Caveat Emptor

Here's an interesting thing. I heard about a new British contest through a writer who's based in the USA. I rather pride myself on knowing what is going on, so I thought I'd better find out who Chapter One were, and what chance I, or any other writer, might have at winning their rather luscious prize of £2,500 for a short story. So I did some digging. And this is what I found ...

Absolutely nothing.

I was a little perturbed to find that a poet who'd published two books through Chapter One had also been runner up in their poetry contest. I was disturbed to find that of the four books listed as published by them, two are by that poet and two by a South African poetry collective. I was puzzled by this statement on their website 'We have an excellent team of industry based professional story readers who are at hand to read, evaluate and critique your work in progress.

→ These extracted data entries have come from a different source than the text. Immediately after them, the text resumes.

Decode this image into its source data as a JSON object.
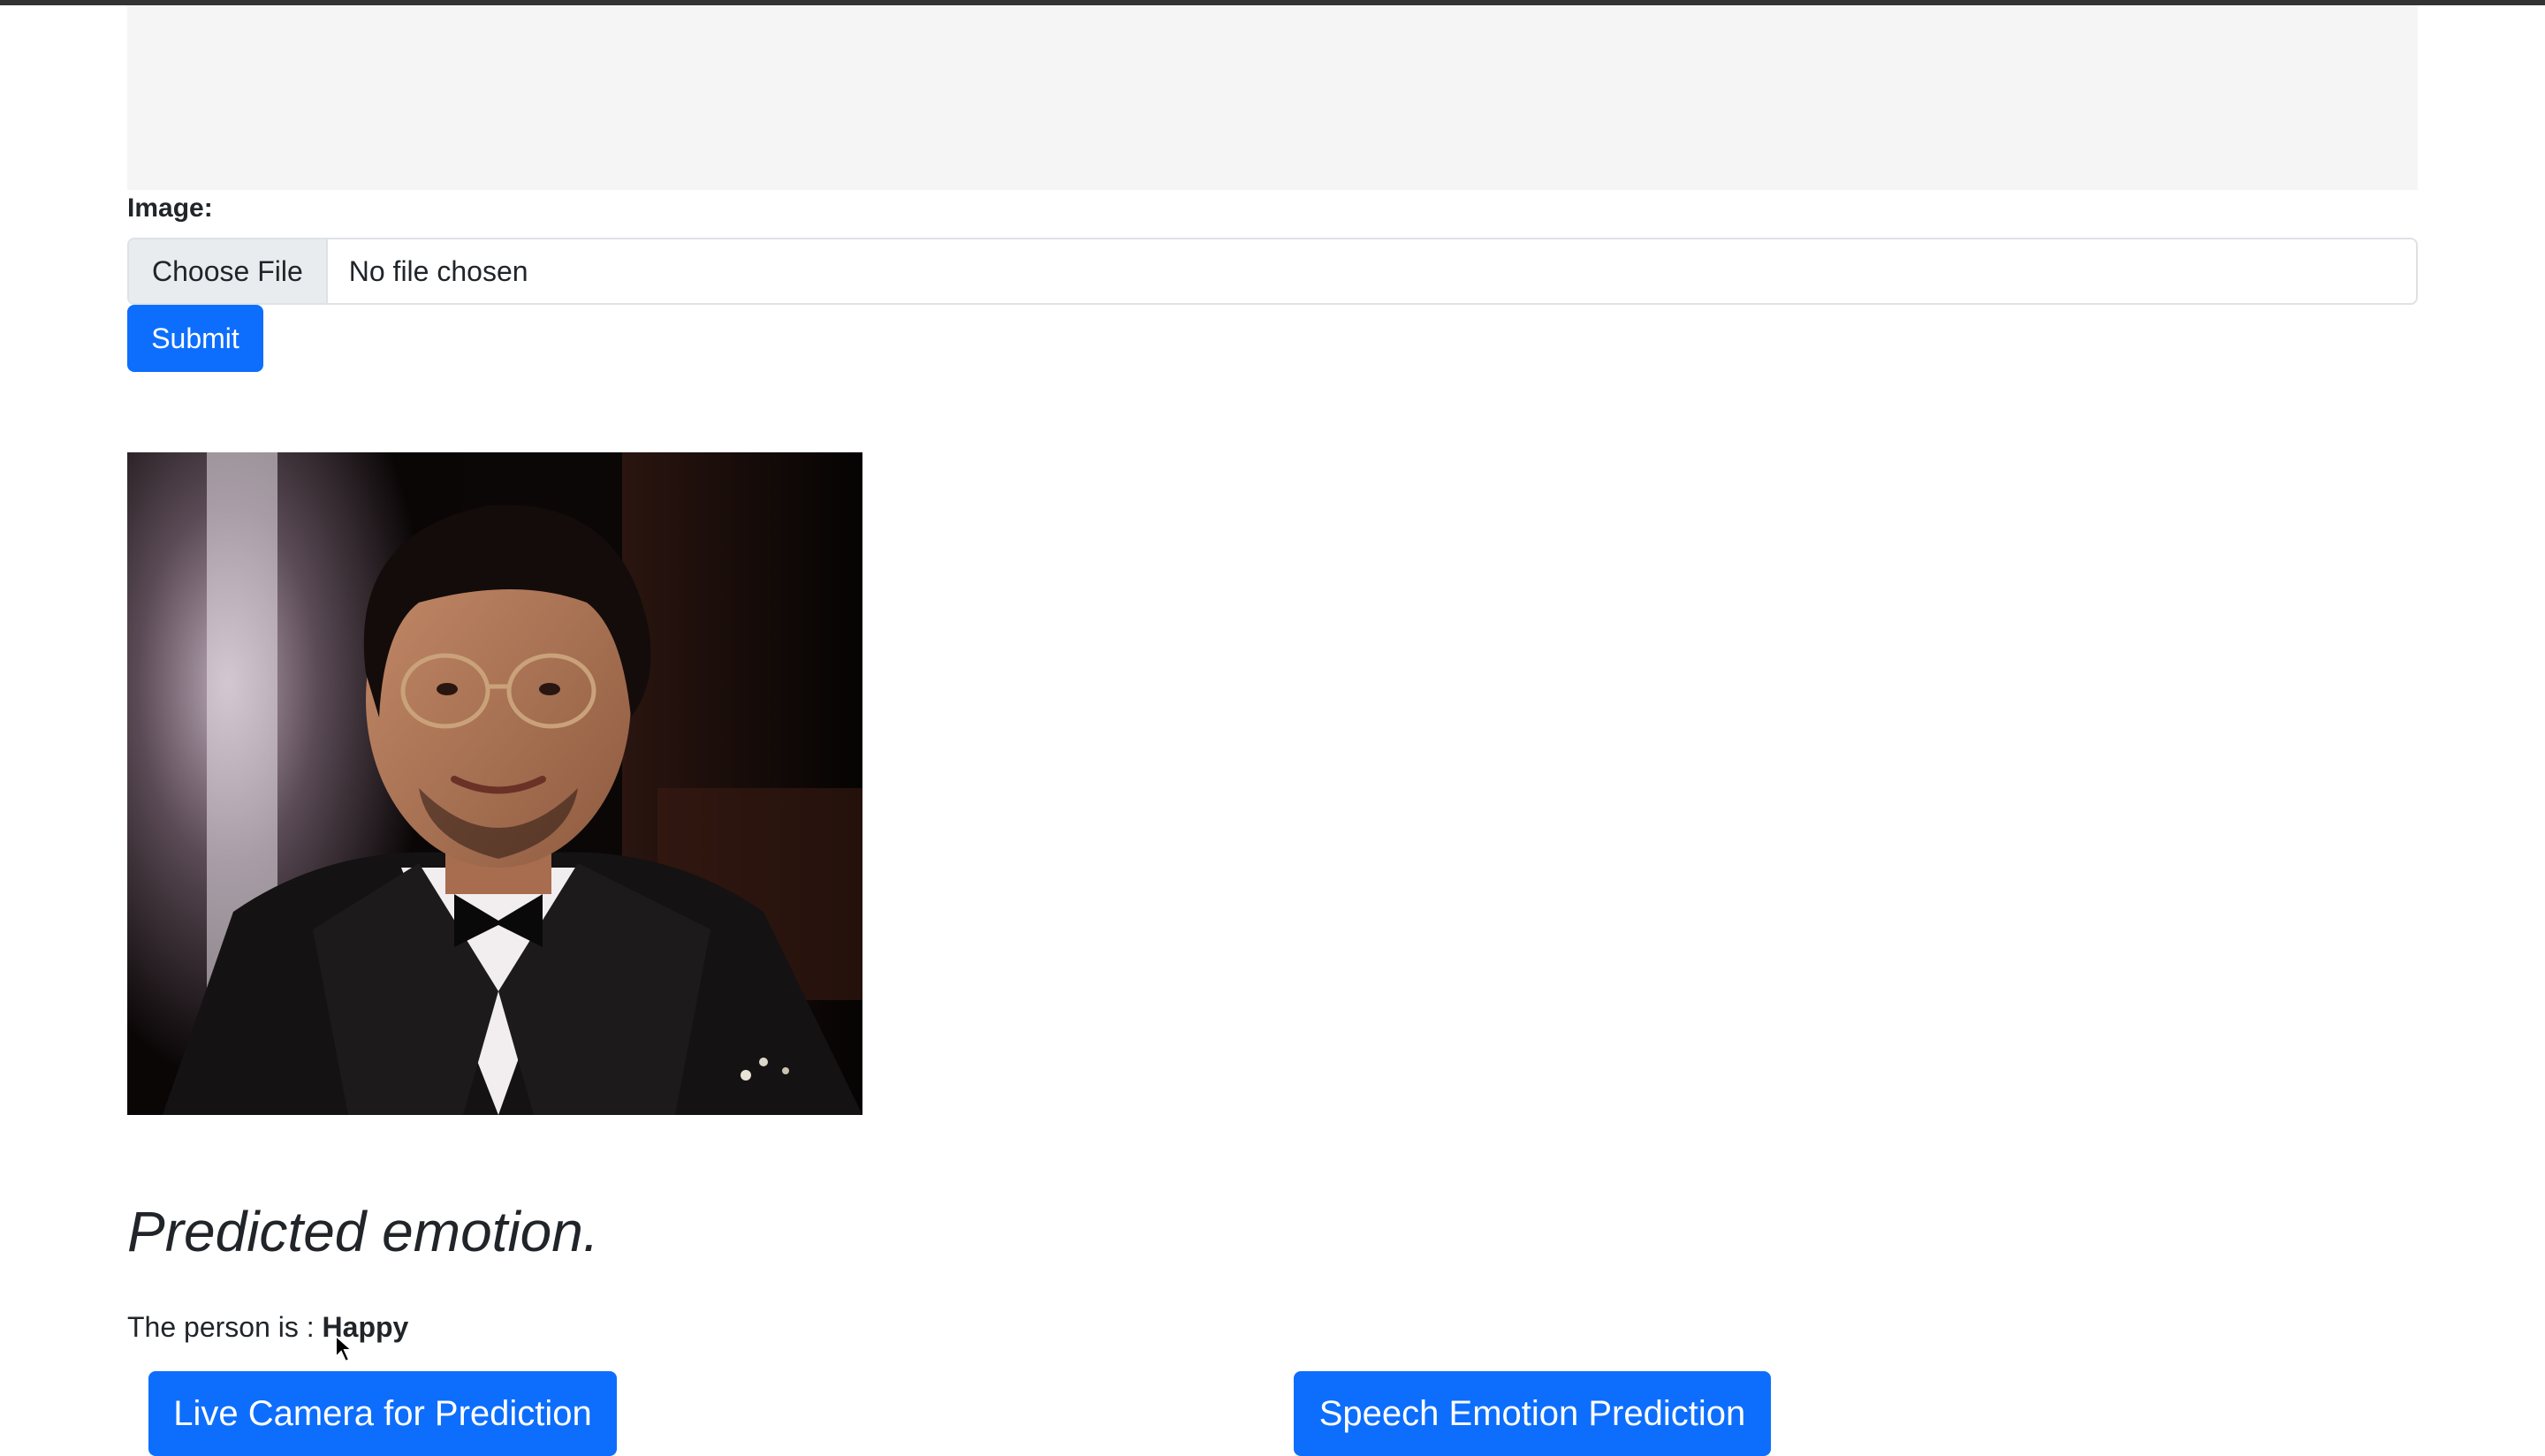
{
  "form": {
    "image_label": "Image:",
    "choose_file_label": "Choose File",
    "file_status": "No file chosen",
    "submit_label": "Submit"
  },
  "preview": {
    "image_icon": "portrait-photo"
  },
  "result": {
    "heading": "Predicted emotion.",
    "prefix": "The person is :",
    "emotion": "Happy"
  },
  "actions": {
    "live_camera_label": "Live Camera for Prediction",
    "speech_label": "Speech Emotion Prediction"
  },
  "colors": {
    "primary": "#0d6efd",
    "jumbotron_bg": "#f5f5f5"
  }
}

Our readers are hand picked from a selection of individuals who are readers for leading publishers and literary agencies as well as prolific writers and established authors in their own right.' because I've never heard of them, and I read for quite a few places, and none of the British slush readers I know have heard of them, and that's quite a big section of the 'readers for leading publisherse and literary agencies, prolific writers and established authors' who are in ignorance of One Chapter. But still, all things are explicable, aren't they? So I sent this:

12 November 2006

Dear Chapter One

I saw your contest call and wondered if you could tell me a little bit about your organisation: who is involved, which novelists you currently represent, how long you've been in business, who your 'industry readers' are, that kind of thing ...

Yours ever

Kay Sexton

So far, the silence of the response is resounding. I'm sure they are busy people, although what they're busy with isn't quite clear to me. Processing the £45 for a story critique or the £10 entry fee for the short story competition, quite possibly.

I invite you to make up your own minds as to whether gambling a tenner on One Chapter is worth it. Why not visit their website for yourself and decide if you feel they are a burgeoning literary agency with a list of wonderful new novelists about to break into novel success?

But until I see some evidence that there's a real literary enterprise behind the contest, my money is staying firmly in my pocket.